A piece by Keith Phaneuf in CTMirror, “Who pays the next CT tax hike? Democrats must answer question soon” presents half of the right question.
If the level of spending in Connecticut continues to
increase at a rapid rate – and that will assuredly happen if Connecticut
continues to pursue a course all too familiar ever since former Governor Lowell
Weicker forced his income tax down the throat of a somewhat resistant
legislature in 1991 – and if the underside of the getting and spending coin
continues to remain face-down on Connecticut’s table, then tax increases are inescapable,
a boon to cowardly and lazy politicians.
Why are tax increases in Connecticut inevitable? That is a question rarely addressed by the General Assembly
or by Connecticut’s media, even though the answer to it is as plain as the nose
on Pinocchio’s face.
The “cut spending” side of Connecticut’s getting and
spending coin so rarely is turned face-up in budget discussions for two
reasons; 1) the “moderate” wing of the Democrat Party -- a union bought
organization intent on self-preservation that, like some greedy landlord holds all the political
property in the state -- has completely collapsed, and 2) tied to the
administrative state, progressive Democrats have found it much easier to raise
taxes, since spending cuts would alienate support from those who have been
propping up the corpse, and the ruling party has received considerable support
from crony capitalist businessmen in the state who much prefer tax extensions
on the state’s vanishing middle class. Weicker raised taxes and declined to run
for governor again once his income tax began to pump additional dollars into
Connecticut’s swelling treasury; Governor Dannel Malloy raised taxes in both
his first and second term, and then declined to run for a third term in office.
Governor Ned Lamont has inauspiciously opened his administration with massive
tax increases, and his solution to deficits is Weickerish -- tolls are Lamont’s
income tax.
Naturally, a swelling stream of spending will follow in the
rut of taxation, and before long a future legislature will be discussing yet
again whether consumption tax increases are more or less damaging to
Connecticut’s economy than income tax increases, the subject of Phaneuf’s
latest piece in CTMirror. The discussion is a magic trick. Connecticut’s taxes are punishing both
consumers of products and services AND people blessed – temporarily – with real
property and assets. The “either-or” proposition is a false flag. No one in
Connecticut’s gluttonous government is proposing to decrease asset taxes as
consumer taxes increase. And no one in the legislature is volubly supporting a
no-net-tax increase measure requiring a pledge from legislators that every tax
increase must be off-set by a corresponding tax decrease.

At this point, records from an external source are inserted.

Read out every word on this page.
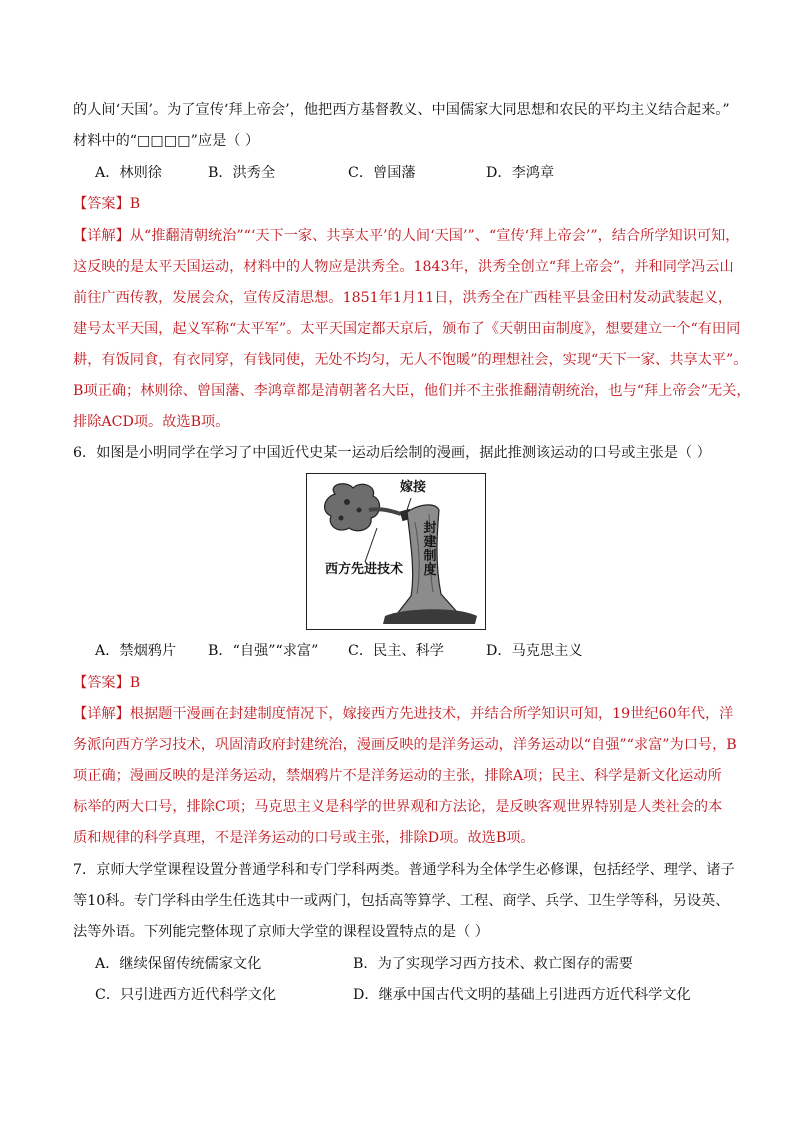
的人间‘天国’。为了宣传‘拜上帝会’，他把西方基督教义、中国儒家大同思想和农民的平均主义结合起来。”
材料中的“□□□□”应是（ ）
A．林则徐	B．洪秀全	C．曾国藩	D．李鸿章
【答案】B
【详解】从“推翻清朝统治”“‘天下一家、共享太平’的人间‘天国’”、“宣传‘拜上帝会’”，结合所学知识可知，
这反映的是太平天国运动，材料中的人物应是洪秀全。1843年，洪秀全创立“拜上帝会”，并和同学冯云山
前往广西传教，发展会众，宣传反清思想。1851年1月11日，洪秀全在广西桂平县金田村发动武装起义，
建号太平天国，起义军称“太平军”。太平天国定都天京后，颁布了《天朝田亩制度》，想要建立一个“有田同
耕，有饭同食，有衣同穿，有钱同使，无处不均匀，无人不饱暖”的理想社会，实现“天下一家、共享太平”。
B项正确；林则徐、曾国藩、李鸿章都是清朝著名大臣，他们并不主张推翻清朝统治，也与“拜上帝会”无关，
排除ACD项。故选B项。
6．如图是小明同学在学习了中国近代史某一运动后绘制的漫画，据此推测该运动的口号或主张是（ ）
嫁接
西方先进技术
封建制度
A．禁烟鸦片 B．“自强”“求富” C．民主、科学	D．马克思主义
【答案】B
【详解】根据题干漫画在封建制度情况下，嫁接西方先进技术，并结合所学知识可知，19世纪60年代，洋
务派向西方学习技术，巩固清政府封建统治，漫画反映的是洋务运动，洋务运动以“自强”“求富”为口号，B
项正确；漫画反映的是洋务运动，禁烟鸦片不是洋务运动的主张，排除A项；民主、科学是新文化运动所
标举的两大口号，排除C项；马克思主义是科学的世界观和方法论，是反映客观世界特别是人类社会的本
质和规律的科学真理，不是洋务运动的口号或主张，排除D项。故选B项。
7．京师大学堂课程设置分普通学科和专门学科两类。普通学科为全体学生必修课，包括经学、理学、诸子
等10科。专门学科由学生任选其中一或两门，包括高等算学、工程、商学、兵学、卫生学等科，另设英、
法等外语。下列能完整体现了京师大学堂的课程设置特点的是（ ）
A．继续保留传统儒家文化	B．为了实现学习西方技术、救亡图存的需要
C．只引进西方近代科学文化	D．继承中国古代文明的基础上引进西方近代科学文化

The real “either-or” that hangs ominously over Connecticut
like a Damoclean sword is this: either more costly and inefficient top-down
government that threatens republican governance -- or greater freedom at a
micro-governmental level and a re-invigoration of the doctrine of subsidiarity,
which holds that government closest to the governed governs best. The doctrine
of subsidiarity is the core principle of representative government. At a micro
level, a father or mother governing the affairs of a household will do a better
job of it than Lamont or the two minor political deities who control
legislation in the General Assembly, Speaker of the House Joe Aresimowicz and
President Pro Tem of the Senate Martin Looney, both progressives. But how is
dad or mom to govern their own affairs when they are put at risk by socialists
who want to plunder them, bring up their children, balance their checkbooks and
through a deprivation of assets – high taxation – deprive them of
self-governance?
Avowed socialists like Bernie Sanders, and others within the
progressive wing of the Democrat Party playing with socialist fire, are
especially good at seizing the whole economic loaf for the purpose of
magnanimously distributing crumbs to the poor.
U.S. Senator Dick Blumenthal and other Democrats chiefly
concerned with their own welfare, always in permanent election mode, is an
artist among more ham-fisted political actors. A millionaire by marriage, a
graduate of Harvard and Yale, he mingles as often as possible with the
struggling masses, the sweat of the working classes dampening his brow.
A recent photo in a newspaper – Blumenthal has never been
camera shy – really is worth a thousand words. It shows the senator on a strike
line with Stop & Shop protestors, in an exultant pose, waving his fist in
the air and mouthing some solidarity slogan, his arm draped around a union
worker sporting a sign that reads “Please do not patronize – Stop & Shop on
strike – Local 371 UFCW AFL-CIO.”
If union demands are met, the successful strike will result
in store closings and consequent unemployment for staff that believes their
wicked employers intend to replace workers with less demanding, non-unionized
robots. There is no indication in the story that Blumenthal has ever personally
stopped to shop at Stop & Shop. A candid photo showing him selecting fruit
from one of the bins at the store or ordering a half pound of mortadella from
the store’s cold meat counter would be news indeed.